Quelque chose n’allait pas.
Soudain, le pont trembla. Les runes gravées sur la structure s’assombrirent. L’air se fit plus lourd. Le jeune Créateur vit quelque chose bouger sous le pont. Quelque chose qu’il n’avait pas dessiné. Un murmure s’éleva, un murmure de trop. Le jeune homme blêmit :
— Il y a autre chose !
Skrela dégaina ses griffes alors que Jed, terrorisé, agrippait son bras. Mais il était trop tard. Une chose immense émergeait du pont et cette chose ne voulait pas les laisser passer. Le vent hurlait au-dessus de la crevasse, le pont continuait de tremblait et des fissures couraient le long de ses arches nouvellement créées.

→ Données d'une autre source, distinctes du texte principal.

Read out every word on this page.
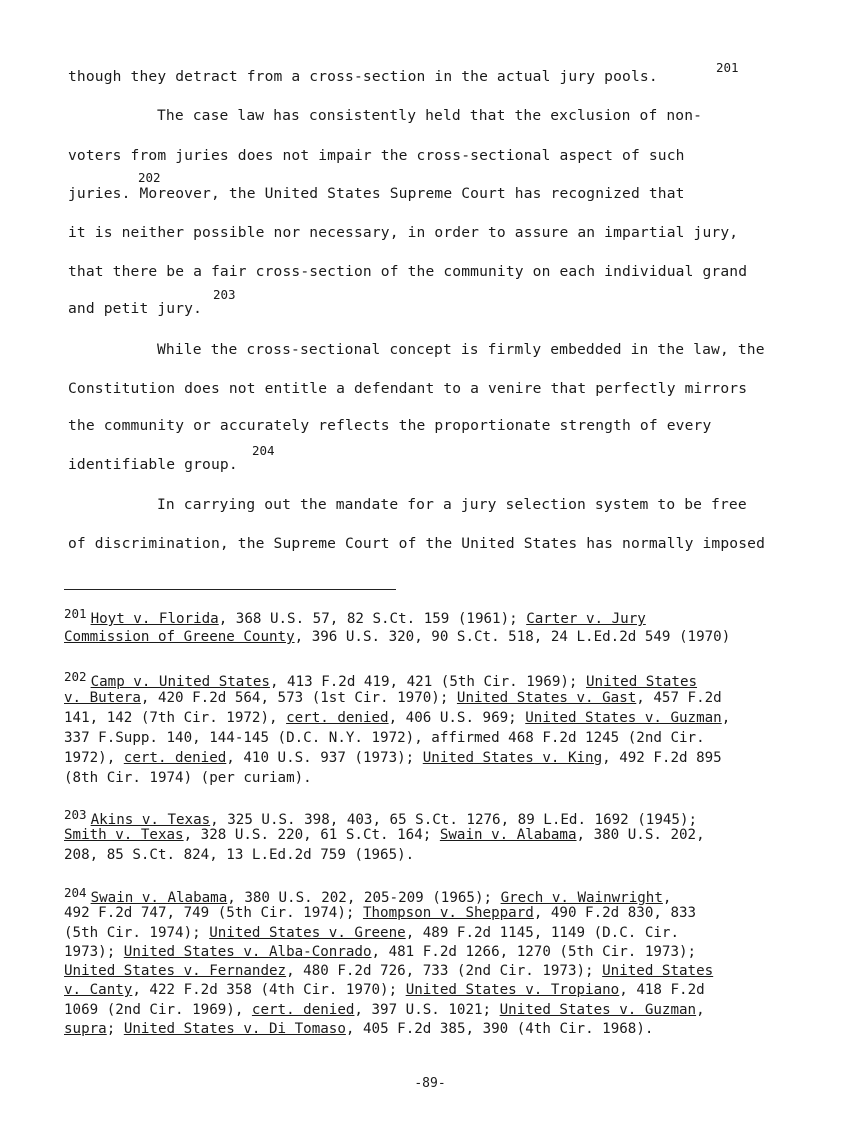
though they detract from a cross-section in the actual jury pools.
201
The case law has consistently held that the exclusion of non-
voters from juries does not impair the cross-sectional aspect of such
juries. Moreover, the United States Supreme Court has recognized that
202
it is neither possible nor necessary, in order to assure an impartial jury,
that there be a fair cross-section of the community on each individual grand
and petit jury.
203
While the cross-sectional concept is firmly embedded in the law, the
Constitution does not entitle a defendant to a venire that perfectly mirrors
the community or accurately reflects the proportionate strength of every
identifiable group.
204
In carrying out the mandate for a jury selection system to be free
of discrimination, the Supreme Court of the United States has normally imposed
201 Hoyt v. Florida, 368 U.S. 57, 82 S.Ct. 159 (1961); Carter v. Jury
Commission of Greene County, 396 U.S. 320, 90 S.Ct. 518, 24 L.Ed.2d 549 (1970)
202 Camp v. United States, 413 F.2d 419, 421 (5th Cir. 1969); United States
v. Butera, 420 F.2d 564, 573 (1st Cir. 1970); United States v. Gast, 457 F.2d
141, 142 (7th Cir. 1972), cert. denied, 406 U.S. 969; United States v. Guzman,
337 F.Supp. 140, 144-145 (D.C. N.Y. 1972), affirmed 468 F.2d 1245 (2nd Cir.
1972), cert. denied, 410 U.S. 937 (1973); United States v. King, 492 F.2d 895
(8th Cir. 1974) (per curiam).
203 Akins v. Texas, 325 U.S. 398, 403, 65 S.Ct. 1276, 89 L.Ed. 1692 (1945);
Smith v. Texas, 328 U.S. 220, 61 S.Ct. 164; Swain v. Alabama, 380 U.S. 202,
208, 85 S.Ct. 824, 13 L.Ed.2d 759 (1965).
204 Swain v. Alabama, 380 U.S. 202, 205-209 (1965); Grech v. Wainwright,
492 F.2d 747, 749 (5th Cir. 1974); Thompson v. Sheppard, 490 F.2d 830, 833
(5th Cir. 1974); United States v. Greene, 489 F.2d 1145, 1149 (D.C. Cir.
1973); United States v. Alba-Conrado, 481 F.2d 1266, 1270 (5th Cir. 1973);
United States v. Fernandez, 480 F.2d 726, 733 (2nd Cir. 1973); United States
v. Canty, 422 F.2d 358 (4th Cir. 1970); United States v. Tropiano, 418 F.2d
1069 (2nd Cir. 1969), cert. denied, 397 U.S. 1021; United States v. Guzman,
supra; United States v. Di Tomaso, 405 F.2d 385, 390 (4th Cir. 1968).
-89-
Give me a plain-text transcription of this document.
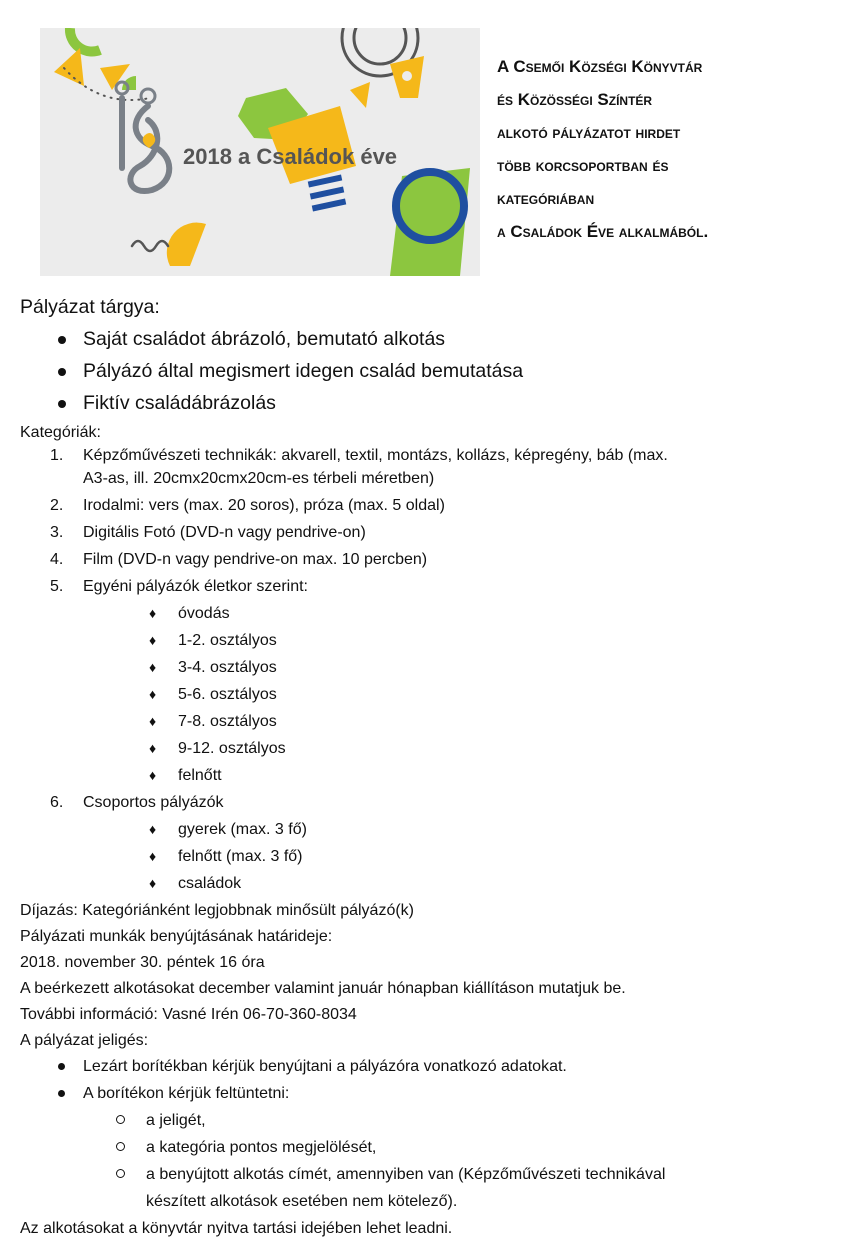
2018 a Családok éve
A Csemői Községi Könyvtár
és Közösségi Színtér
alkotó pályázatot hirdet
több korcsoportban és
kategóriában
a Családok Éve alkalmából.
Pályázat tárgya:
Saját családot ábrázoló, bemutató alkotás
Pályázó által megismert idegen család bemutatása
Fiktív családábrázolás
Kategóriák:
1. Képzőművészeti technikák: akvarell, textil, montázs, kollázs, képregény, báb (max.
A3-as, ill. 20cmx20cmx20cm-es térbeli méretben)
2. Irodalmi: vers (max. 20 soros), próza (max. 5 oldal)
3. Digitális Fotó (DVD-n vagy pendrive-on)
4. Film (DVD-n vagy pendrive-on max. 10 percben)
5. Egyéni pályázók életkor szerint:
♦ óvodás
♦ 1-2. osztályos
♦ 3-4. osztályos
♦ 5-6. osztályos
♦ 7-8. osztályos
♦ 9-12. osztályos
♦ felnőtt
6. Csoportos pályázók
♦ gyerek (max. 3 fő)
♦ felnőtt (max. 3 fő)
♦ családok
Díjazás: Kategóriánként legjobbnak minősült pályázó(k)
Pályázati munkák benyújtásának határideje:
2018. november 30. péntek 16 óra
A beérkezett alkotásokat december valamint január hónapban kiállításon mutatjuk be.
További információ: Vasné Irén 06-70-360-8034
A pályázat jeligés:
Lezárt borítékban kérjük benyújtani a pályázóra vonatkozó adatokat.
A borítékon kérjük feltüntetni:
a jeligét,
a kategória pontos megjelölését,
a benyújtott alkotás címét, amennyiben van (Képzőművészeti technikával
készített alkotások esetében nem kötelező).
Az alkotásokat a könyvtár nyitva tartási idejében lehet leadni.
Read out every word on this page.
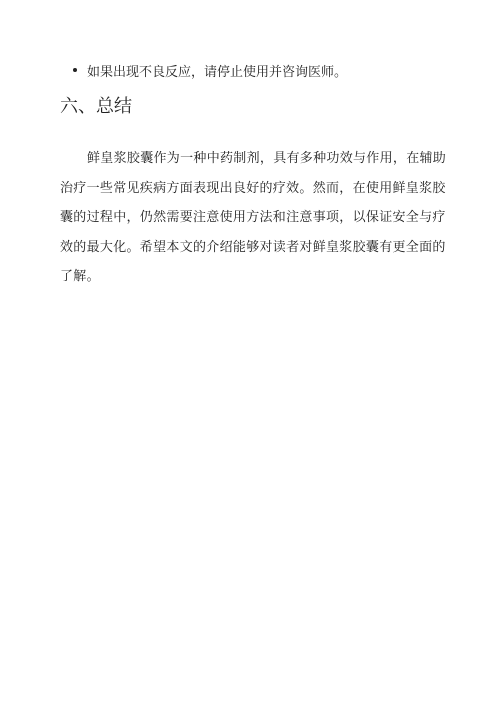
如果出现不良反应，请停止使用并咨询医师。
六、总结
鲜皇浆胶囊作为一种中药制剂，具有多种功效与作用，在辅助
治疗一些常见疾病方面表现出良好的疗效。然而，在使用鲜皇浆胶
囊的过程中，仍然需要注意使用方法和注意事项，以保证安全与疗
效的最大化。希望本文的介绍能够对读者对鲜皇浆胶囊有更全面的
了解。
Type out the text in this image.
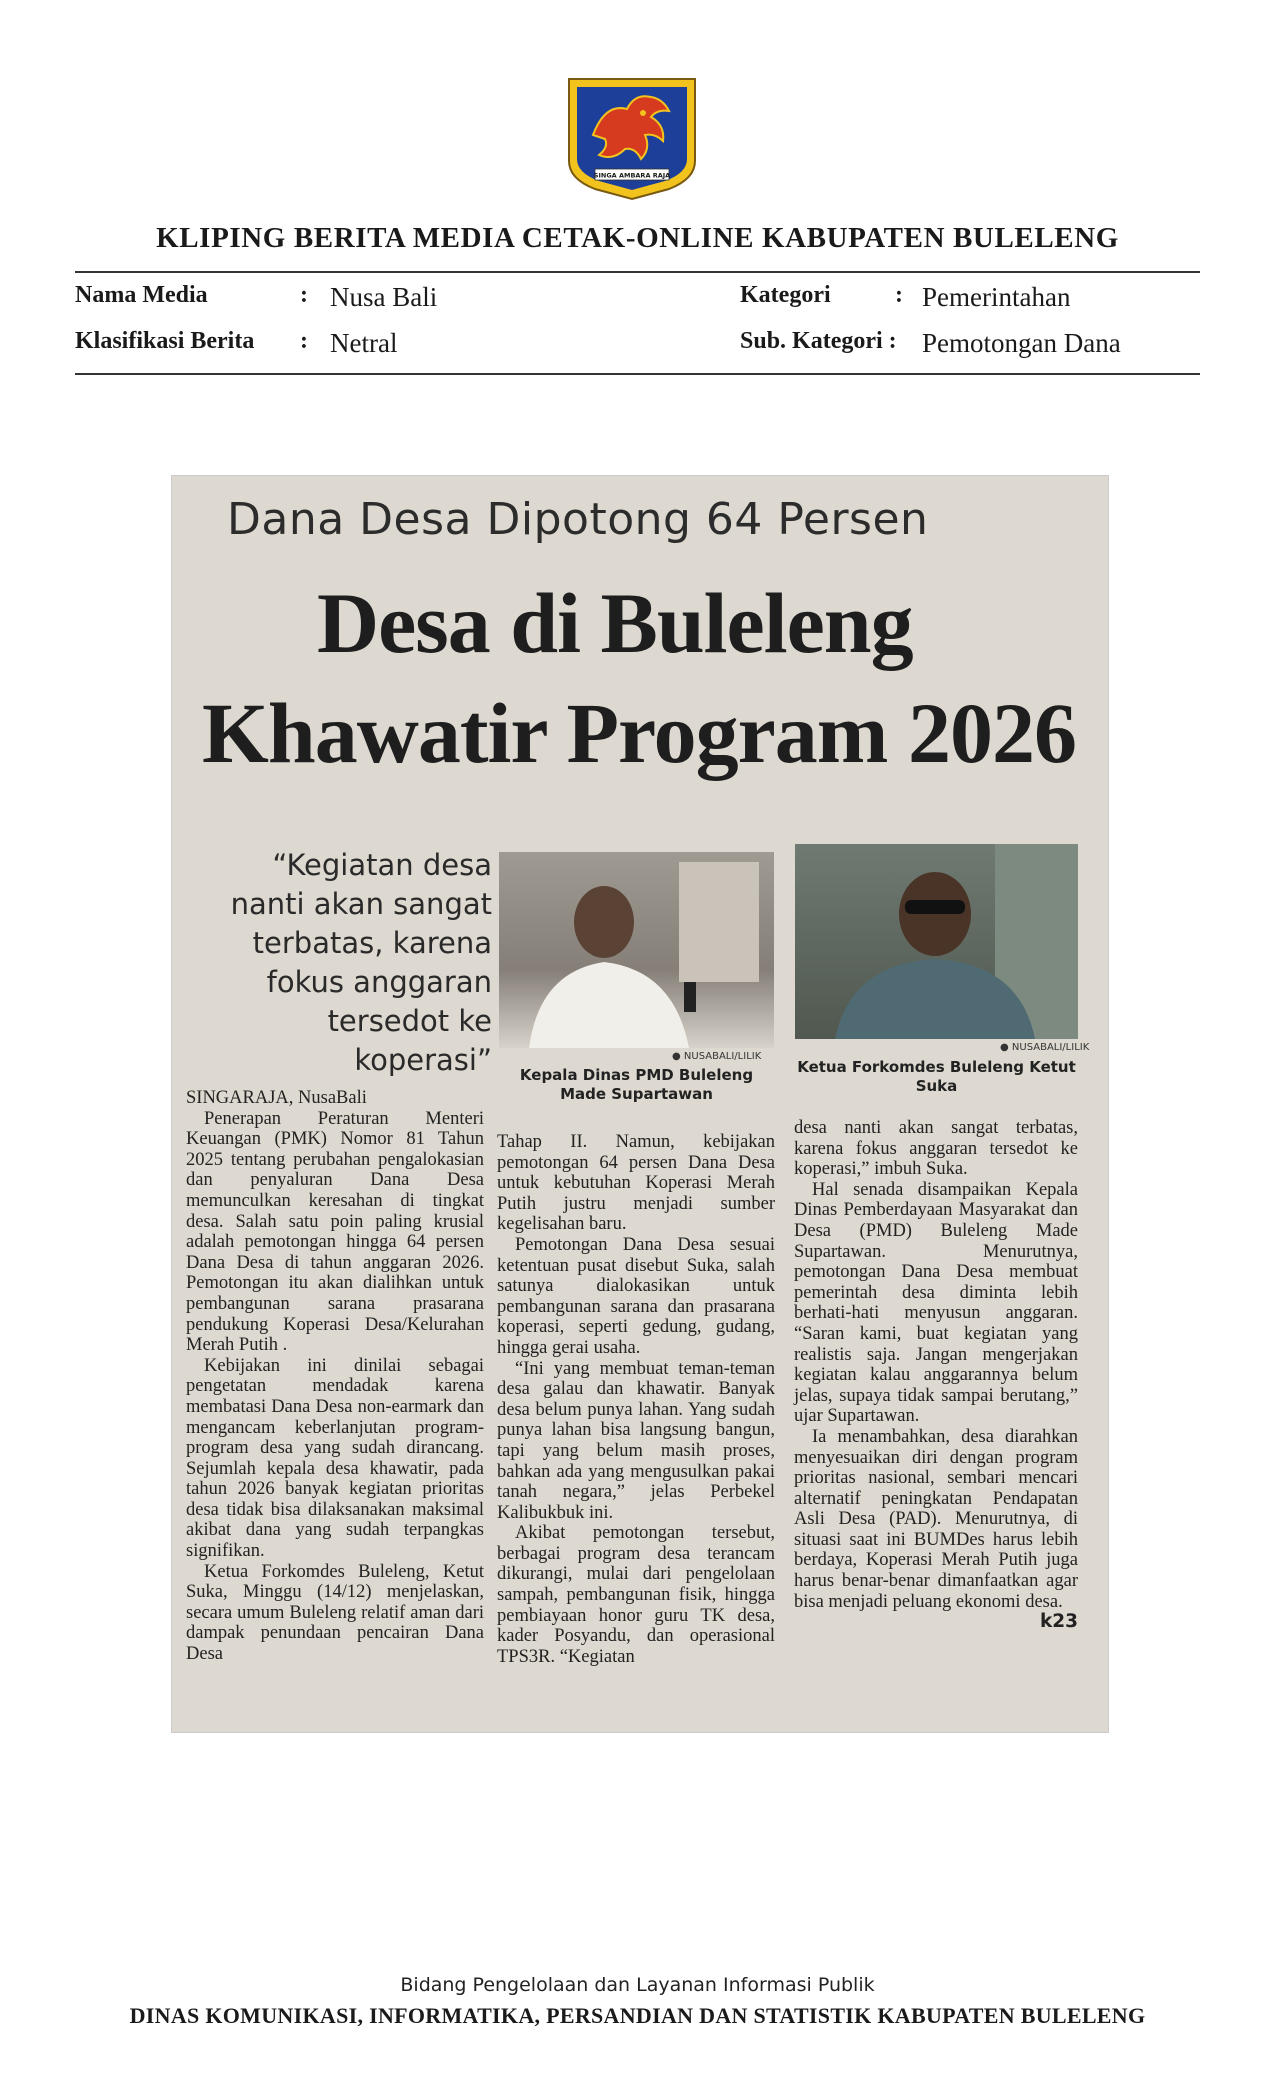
SINGA AMBARA RAJA
KLIPING BERITA MEDIA CETAK-ONLINE KABUPATEN BULELENG
Nama Media	: Nusa Bali
Klasifikasi Berita : Netral
Kategori	: Pemerintahan
Sub. Kategori : Pemotongan Dana
Dana Desa Dipotong 64 Persen
Desa di Buleleng
Khawatir Program 2026
“Kegiatan desa nanti akan sangat terbatas, karena fokus anggaran tersedot ke koperasi”	● NUSABALI/LILIK
Kepala Dinas PMD Buleleng Made Supartawan
● NUSABALI/LILIK
Ketua Forkomdes Buleleng Ketut Suka

SINGARAJA, NusaBali

Penerapan Peraturan Menteri Keuangan (PMK) Nomor 81 Tahun 2025 tentang perubahan pengalokasian dan penyaluran Dana Desa memunculkan keresahan di tingkat desa. Salah satu poin paling krusial adalah pemotongan hingga 64 persen Dana Desa di tahun anggaran 2026. Pemotongan itu akan dialihkan untuk pembangunan sarana prasarana pendukung Koperasi Desa/Kelurahan Merah Putih .

Kebijakan ini dinilai sebagai pengetatan mendadak karena membatasi Dana Desa non-earmark dan mengancam keberlanjutan program-program desa yang sudah dirancang. Sejumlah kepala desa khawatir, pada tahun 2026 banyak kegiatan prioritas desa tidak bisa dilaksanakan maksimal akibat dana yang sudah terpangkas signifikan.

Ketua Forkomdes Buleleng, Ketut Suka, Minggu (14/12) menjelaskan, secara umum Buleleng relatif aman dari dampak penundaan pencairan Dana Desa

Tahap II. Namun, kebijakan pemotongan 64 persen Dana Desa untuk kebutuhan Koperasi Merah Putih justru menjadi sumber kegelisahan baru.

Pemotongan Dana Desa sesuai ketentuan pusat disebut Suka, salah satunya dialokasikan untuk pembangunan sarana dan prasarana koperasi, seperti gedung, gudang, hingga gerai usaha.

“Ini yang membuat teman-teman desa galau dan khawatir. Banyak desa belum punya lahan. Yang sudah punya lahan bisa langsung bangun, tapi yang belum masih proses, bahkan ada yang mengusulkan pakai tanah negara,” jelas Perbekel Kalibukbuk ini.

Akibat pemotongan tersebut, berbagai program desa terancam dikurangi, mulai dari pengelolaan sampah, pembangunan fisik, hingga pembiayaan honor guru TK desa, kader Posyandu, dan operasional TPS3R. “Kegiatan

desa nanti akan sangat terbatas, karena fokus anggaran tersedot ke koperasi,” imbuh Suka.

Hal senada disampaikan Kepala Dinas Pemberdayaan Masyarakat dan Desa (PMD) Buleleng Made Supartawan. Menurutnya, pemotongan Dana Desa membuat pemerintah desa diminta lebih berhati-hati menyusun anggaran. “Saran kami, buat kegiatan yang realistis saja. Jangan mengerjakan kegiatan kalau anggarannya belum jelas, supaya tidak sampai berutang,” ujar Supartawan.

Ia menambahkan, desa diarahkan menyesuaikan diri dengan program prioritas nasional, sembari mencari alternatif peningkatan Pendapatan Asli Desa (PAD). Menurutnya, di situasi saat ini BUMDes harus lebih berdaya, Koperasi Merah Putih juga harus benar-benar dimanfaatkan agar bisa menjadi peluang ekonomi desa.

k23

Bidang Pengelolaan dan Layanan Informasi Publik
DINAS KOMUNIKASI, INFORMATIKA, PERSANDIAN DAN STATISTIK KABUPATEN BULELENG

Un colosse rugit. Il était né de la pierre et du vide, né d’un oubli. Ses bras, larges comme des piliers de cathédrale, se levaient lentement au-dessus de leurs têtes, tandis qu’il cherchait Thomas des yeux. On pouvait y lire une haine pure, froide, silencieuse.
Celle d’un être effacé.
Le garçon recula mais son dos heurta l’arche du pont. Skrela se dressa devant lui, ses ailes déployées, les griffes prêtes. Il savait qu’ils ne pourraient pas le vaincre par la force mais il voulut gagner du temps.
Ce géant n’était pas une bête. Il n’était qu’une idée, qu’une mémoire.
Jed, toujours muet, se pencha vers les runes. Ses yeux fixaient les symboles, puis il se redressa brusquement. Il frappa la pierre du pied, tira la manche de Thomas, montra les gravures. Thomas se souvint alors de toutes ces pages abandonnées dans son carnet. Des idées griffonnées, des esquisses abandonnées sans nom.
Le pont était... vivant. Et si cette chose n’était que l’une d’elles ?
Le colosse s’élança. Le sol vibra. Mais cette fois, Thomas ne fuit pas. Il s’agenouilla, sortit une nouvelle feuille, puis posa sa main contre la pierre. Il la sentit vibrer, chaude et frémissante. Son crayon s’anima. Il écrivit. Mais ce n'était ni un poème, ni un dessin, seulement une vérité.
Skrela affrontait déjà la créature. Il tournoyait autour de ses attaques, tentant de la détourner. Jed lançait des pierres, des cailloux, tout ce qu’il trouvait pour ralentir son avancée.
Et Thomas écrivait. Des mots simples, des phrases pures, des lignes d’intention. Le colosse ralentit avant de chanceler. Sa silhouette devint instable, comme prise dans un souffle. Il fit entendre une voix d’outre-tombe :
— Qui m'a défini ainsi ?
Thomas leva la tête. Ses mains tremblaient, mais il continua :
— Moi ! C’est moi qui t’ai effacé ! j’ai laissé ma colère te déformer. Tu n’étais pas un ennemi. Tu était un allié, tu gardais ce lieu, tu en étais la clef. Tu étais l’Âme du Passage et aujourd’hui, je te rends ton rôle.
Le géant tenta de frapper mais il était trop tard. La rune centrale du pont s’était illuminée. Un symbole ancien, oublié de tous qui se grava sous les doigts de Thomas.
Une spirale parfaite. Le Cœur de Fiction.
La créature hurla une dernière fois. Les compagnons ne comprirent pas s'il s'agissait d'un cri de douleur ou de libération. Puis, elle se fractura. Son corps de roche se morcela, se désintégra, pierre après pierre, gravure après gravure, jusqu’à ce qu’il ne reste plus que quelques grains de poussière que le vent éparpilla doucement.
Skrela se retourna, haletant. Jed tomba assis sur le sol, vidé, mais soulagé. Thomas se redressa, le souffle court. Le pont était intact, la route enfin libre. Skrela posa sa main griffue sur son épaule :
— Tu ne l’as pas effacé, tu as compris. C’est ça, Thomas, le vrai pouvoir du Créateur.
Il ne répondit pas, mais il sourit, soulagé. Pendant ce temps, Jed levait deux pouces vers le ciel mais cette fois, ils tremblaient.
Ensemble, ils reprirent la route. Là-bas, dans le tourbillon noir de la tempête, un oiseau royal les attendait.